Image courtesy of The Museum of Modern Art
The exhibition features a rich cross-section of works across several mediums—opening with displays of pioneering non-objective paintings, prints, and drawings from the years leading up to and immediately following the Revolution, followed by a suite of galleries featuring photography, film, graphic design, and utilitarian objects, a transition that reflects the shift of avant-garde production in the 1920s. Made in response to changing social and political conditions, these works probe and suggest the myriad ways that a revolution can manifest itself in an object.
Image courtesy of The Museum of Modern Art
The Last Futurist Exhibition of Paintings 0.10 (zero-ten), held in Petrograd (now St. Petersburg) in December 1915, highlighted two new models of abstraction. One, developed by Vladimir Tatlin, focused on a group of nonrepresentational Counter-Reliefs. The other, proposed by Kazimir Malevich, unveiled a radically new mode of abstract painting that abandoned reference to the outside world in favor of colored geometric shapes floating against white backgrounds. Because this new style claimed supremacy over the forms of nature, Malevich called it Suprematism. While Suprematism’s focus on pure form had a spiritual bent, the adherents of Constructivism privileged the creation of utilitarian objects with orderly, geometric designs.
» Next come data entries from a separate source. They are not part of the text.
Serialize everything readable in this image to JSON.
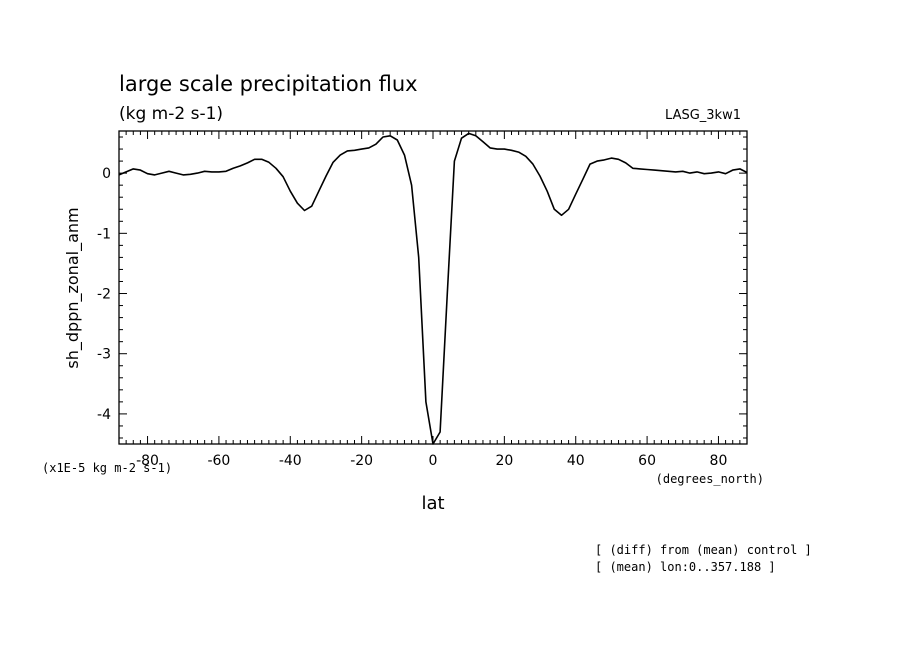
{
  "chart_data": {
    "type": "line",
    "title": "large scale precipitation flux",
    "subtitle": "(kg m-2 s-1)",
    "experiment_label": "LASG_3kw1",
    "xlabel": "lat",
    "x_units": "(degrees_north)",
    "ylabel": "sh_dppn_zonal_anm",
    "y_scale_note": "(x1E-5 kg m-2 s-1)",
    "xlim": [
      -88,
      88
    ],
    "ylim": [
      -4.5,
      0.7
    ],
    "x_ticks": [
      -80,
      -60,
      -40,
      -20,
      0,
      20,
      40,
      60,
      80
    ],
    "x_tick_labels": [
      "-80",
      "-60",
      "-40",
      "-20",
      "0",
      "20",
      "40",
      "60",
      "80"
    ],
    "y_ticks": [
      0,
      -1,
      -2,
      -3,
      -4
    ],
    "y_tick_labels": [
      "0",
      "-1",
      "-2",
      "-3",
      "-4"
    ],
    "grid": false,
    "series": [
      {
        "x": [
          -88,
          -86,
          -84,
          -82,
          -80,
          -78,
          -76,
          -74,
          -72,
          -70,
          -68,
          -66,
          -64,
          -62,
          -60,
          -58,
          -56,
          -54,
          -52,
          -50,
          -48,
          -46,
          -44,
          -42,
          -40,
          -38,
          -36,
          -34,
          -32,
          -30,
          -28,
          -26,
          -24,
          -22,
          -20,
          -18,
          -16,
          -14,
          -12,
          -10,
          -8,
          -6,
          -4,
          -2,
          0,
          2,
          4,
          6,
          8,
          10,
          12,
          14,
          16,
          18,
          20,
          22,
          24,
          26,
          28,
          30,
          32,
          34,
          36,
          38,
          40,
          42,
          44,
          46,
          48,
          50,
          52,
          54,
          56,
          58,
          60,
          62,
          64,
          66,
          68,
          70,
          72,
          74,
          76,
          78,
          80,
          82,
          84,
          86,
          88
        ],
        "y": [
          -0.03,
          0.02,
          0.07,
          0.05,
          -0.01,
          -0.03,
          0.0,
          0.03,
          0.0,
          -0.03,
          -0.02,
          0.0,
          0.03,
          0.02,
          0.02,
          0.03,
          0.08,
          0.12,
          0.17,
          0.23,
          0.23,
          0.18,
          0.08,
          -0.06,
          -0.3,
          -0.5,
          -0.62,
          -0.55,
          -0.3,
          -0.05,
          0.18,
          0.3,
          0.37,
          0.38,
          0.4,
          0.42,
          0.48,
          0.6,
          0.62,
          0.55,
          0.3,
          -0.2,
          -1.4,
          -3.8,
          -4.5,
          -4.3,
          -2.0,
          0.2,
          0.58,
          0.66,
          0.62,
          0.52,
          0.42,
          0.4,
          0.4,
          0.38,
          0.35,
          0.28,
          0.15,
          -0.05,
          -0.3,
          -0.6,
          -0.7,
          -0.6,
          -0.35,
          -0.1,
          0.15,
          0.2,
          0.22,
          0.25,
          0.23,
          0.17,
          0.08,
          0.07,
          0.06,
          0.05,
          0.04,
          0.03,
          0.02,
          0.03,
          0.0,
          0.02,
          -0.01,
          0.0,
          0.02,
          -0.01,
          0.05,
          0.07,
          0.01
        ]
      }
    ],
    "notes": [
      "[ (diff) from (mean) control ]",
      "[ (mean) lon:0..357.188 ]"
    ]
  }
}
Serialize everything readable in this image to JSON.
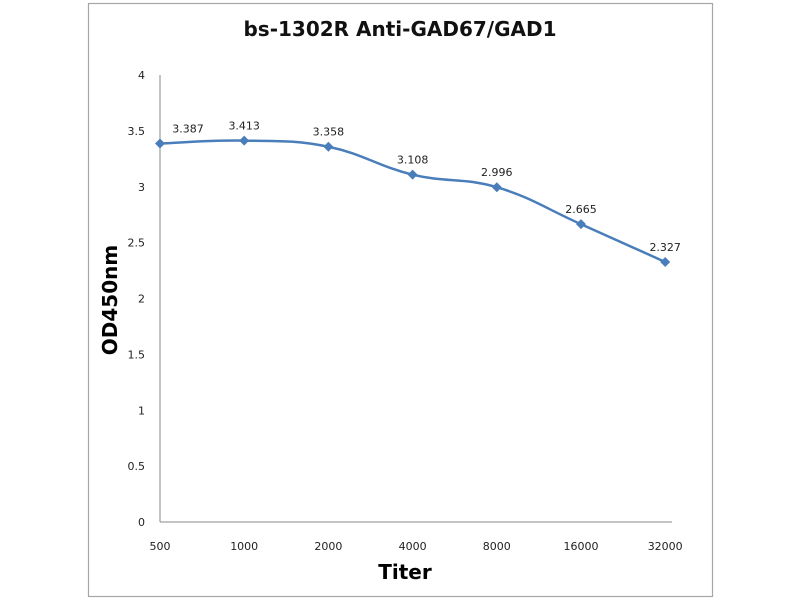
{
  "chart_data": {
    "type": "line",
    "title": "bs-1302R  Anti-GAD67/GAD1",
    "xlabel": "Titer",
    "ylabel": "OD450nm",
    "categories": [
      "500",
      "1000",
      "2000",
      "4000",
      "8000",
      "16000",
      "32000"
    ],
    "series": [
      {
        "name": "OD450nm",
        "values": [
          3.387,
          3.413,
          3.358,
          3.108,
          2.996,
          2.665,
          2.327
        ],
        "labels": [
          "3.387",
          "3.413",
          "3.358",
          "3.108",
          "2.996",
          "2.665",
          "2.327"
        ],
        "color": "#4a7ebb"
      }
    ],
    "ylim": [
      0,
      4
    ],
    "yticks": [
      "0",
      "0.5",
      "1",
      "1.5",
      "2",
      "2.5",
      "3",
      "3.5",
      "4"
    ],
    "grid": false,
    "legend": "none"
  }
}
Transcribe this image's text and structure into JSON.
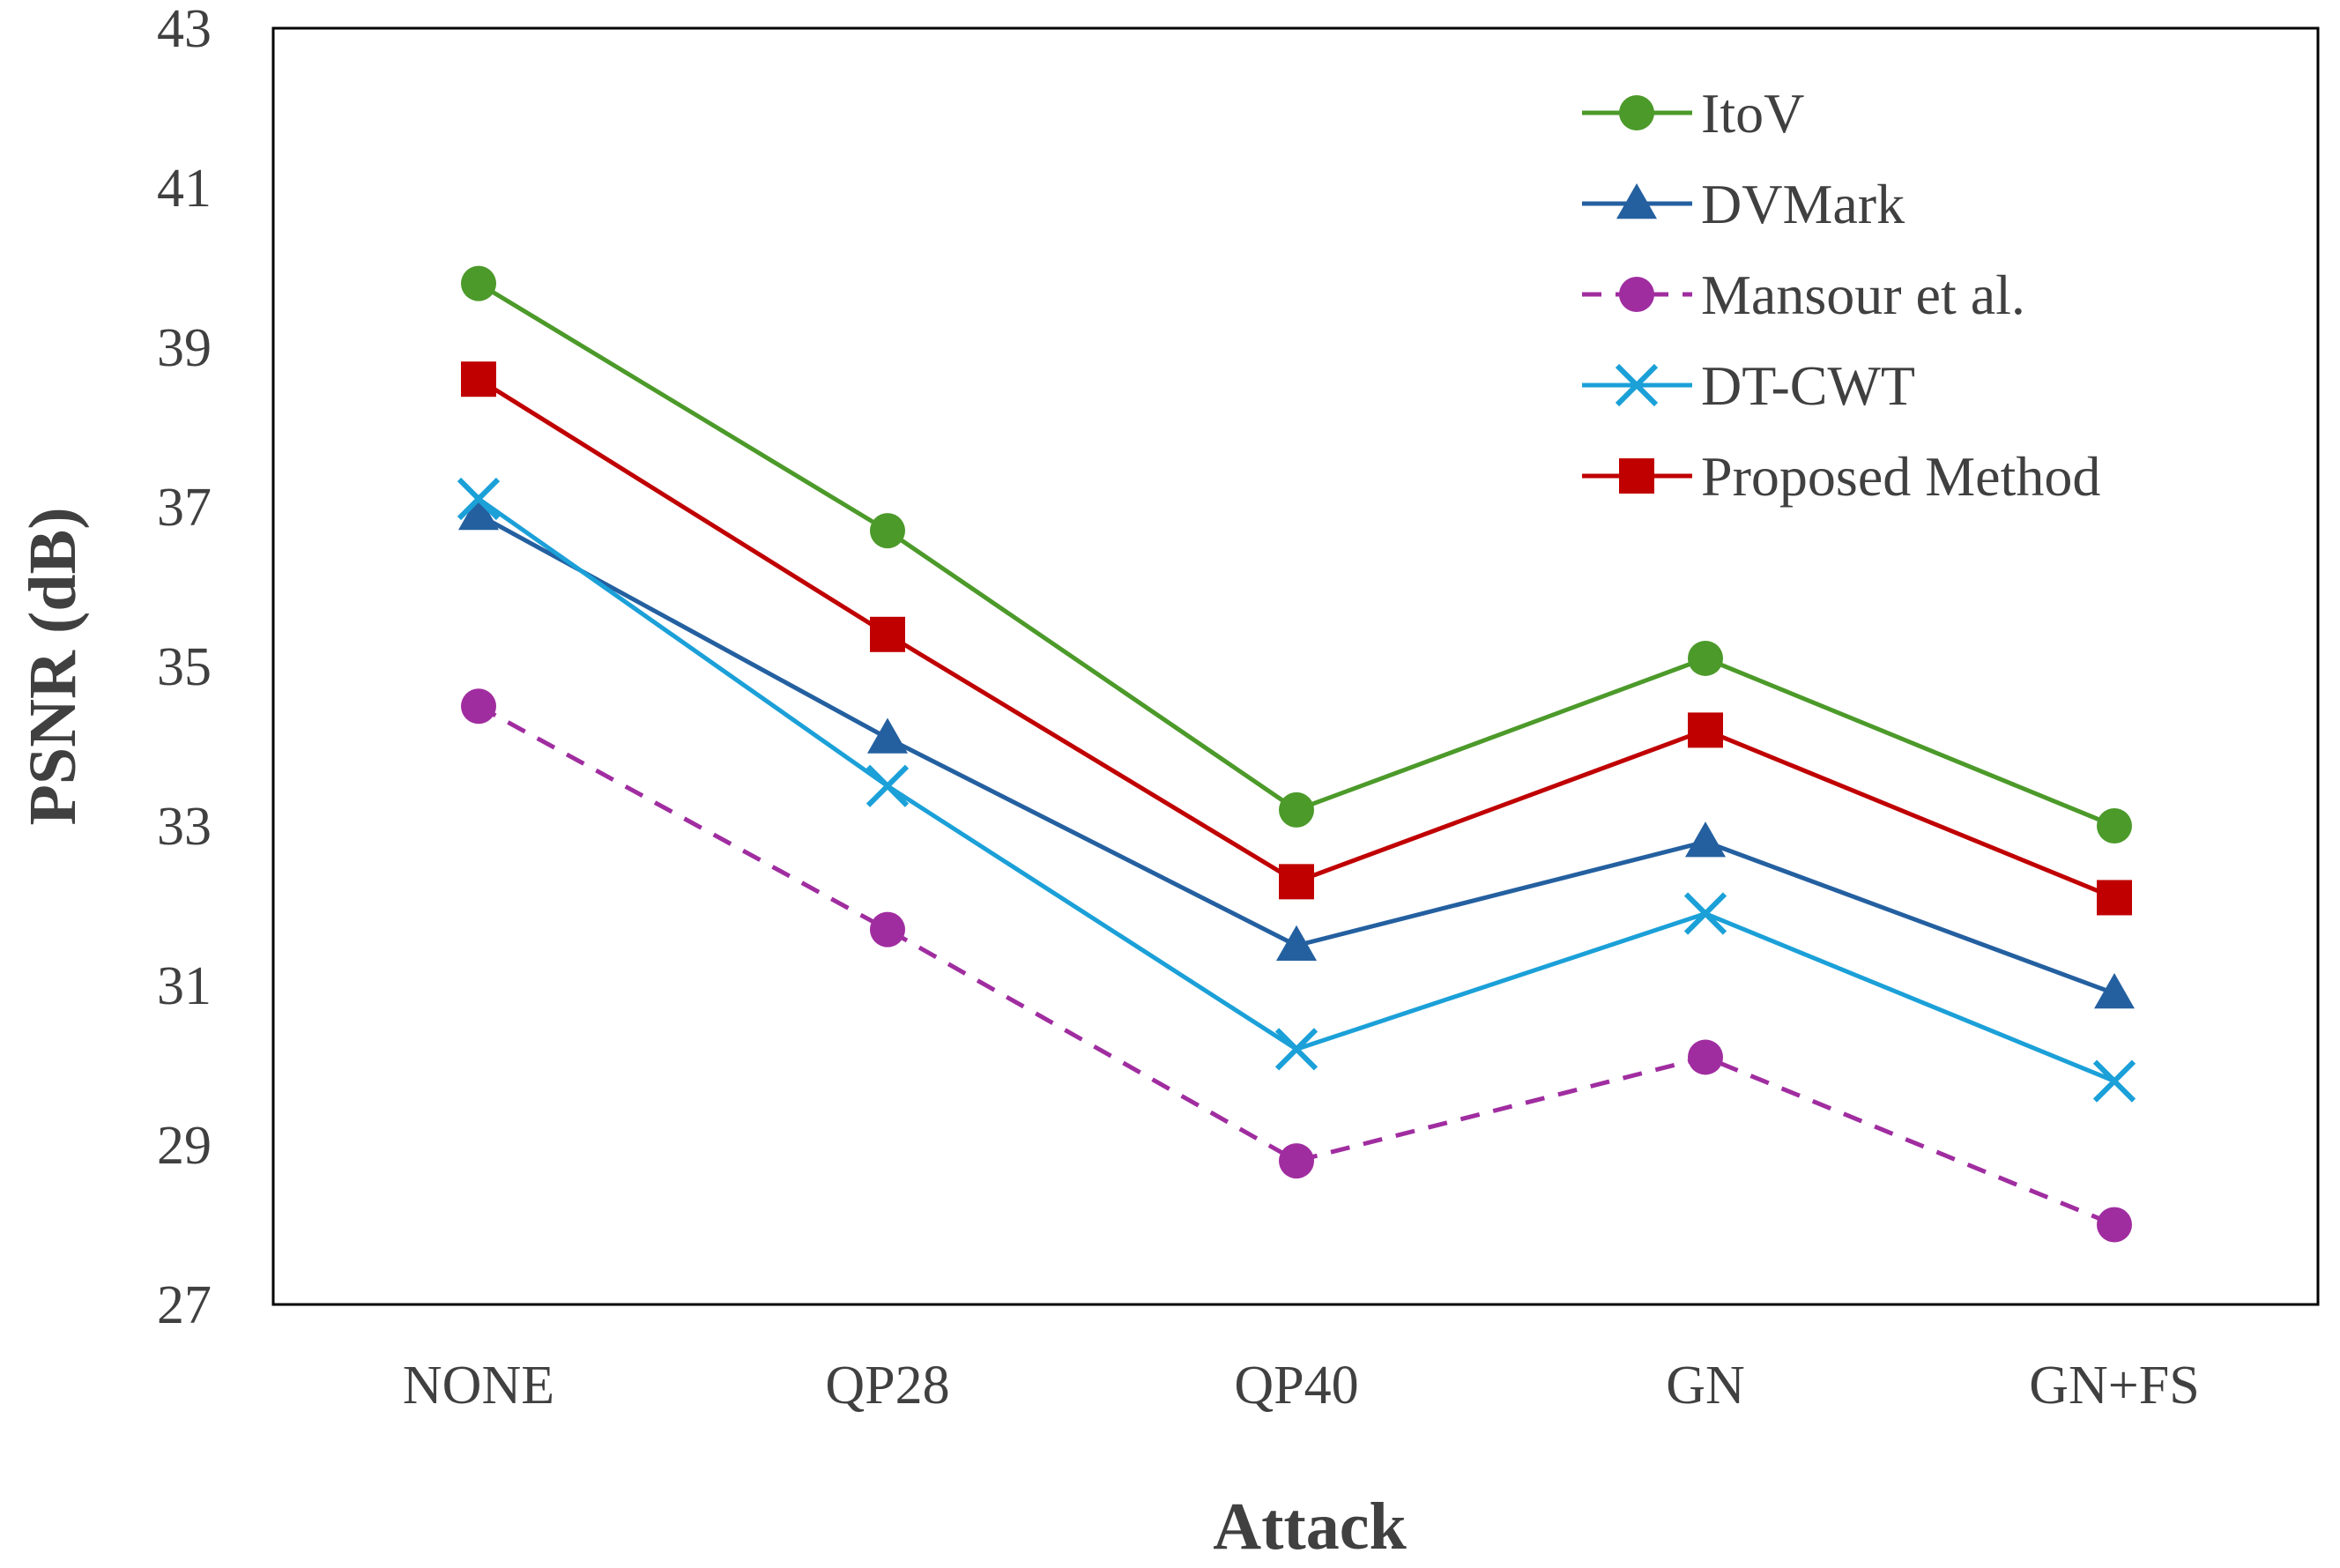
{
  "chart_data": {
    "type": "line",
    "title": "",
    "xlabel": "Attack",
    "ylabel": "PSNR (dB)",
    "categories": [
      "NONE",
      "QP28",
      "QP40",
      "GN",
      "GN+FS"
    ],
    "ylim": [
      27,
      43
    ],
    "yticks": [
      27,
      29,
      31,
      33,
      35,
      37,
      39,
      41,
      43
    ],
    "grid": false,
    "legend_position": "top-right",
    "series": [
      {
        "name": "ItoV",
        "values": [
          39.8,
          36.7,
          33.2,
          35.1,
          33.0
        ],
        "color": "#4c9a2a",
        "marker": "circle",
        "dashed": false
      },
      {
        "name": "DVMark",
        "values": [
          36.9,
          34.1,
          31.5,
          32.8,
          30.9
        ],
        "color": "#2460a0",
        "marker": "triangle",
        "dashed": false
      },
      {
        "name": "Mansour et al.",
        "values": [
          34.5,
          31.7,
          28.8,
          30.1,
          28.0
        ],
        "color": "#a02da0",
        "marker": "circle",
        "dashed": true
      },
      {
        "name": "DT-CWT",
        "values": [
          37.1,
          33.5,
          30.2,
          31.9,
          29.8
        ],
        "color": "#1ba0d8",
        "marker": "x",
        "dashed": false
      },
      {
        "name": "Proposed Method",
        "values": [
          38.6,
          35.4,
          32.3,
          34.2,
          32.1
        ],
        "color": "#c00000",
        "marker": "square",
        "dashed": false
      }
    ]
  }
}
Image courtesy of The Museum of Modern Art
The exhibition includes an in-depth look at Soviet avant-garde cinema, in a gallery that features clips from seminal films by Alexander Dovzhenko, Sergei Eisenstein, Vsevolod Pudovkin, and Dziga Vertov, highlighting a variety of strategies in montage, including disjunctive cutting, extreme close-ups, unusual angles, and image superimposition. The Constructivist architect Iakov Chernikov applied his ideas to imagine a future reflecting the avant-garde culture of the new Soviet Union. His Architectural Fantasies: 101 Compositions in Color, 101 Architectural Miniatures (1933) featured here, however, never had a chance to materialize. Joseph Stalin’s repressive regime effectively put an end to Constructivism and other avant-garde activities in the cultural sphere by the mid-1930s.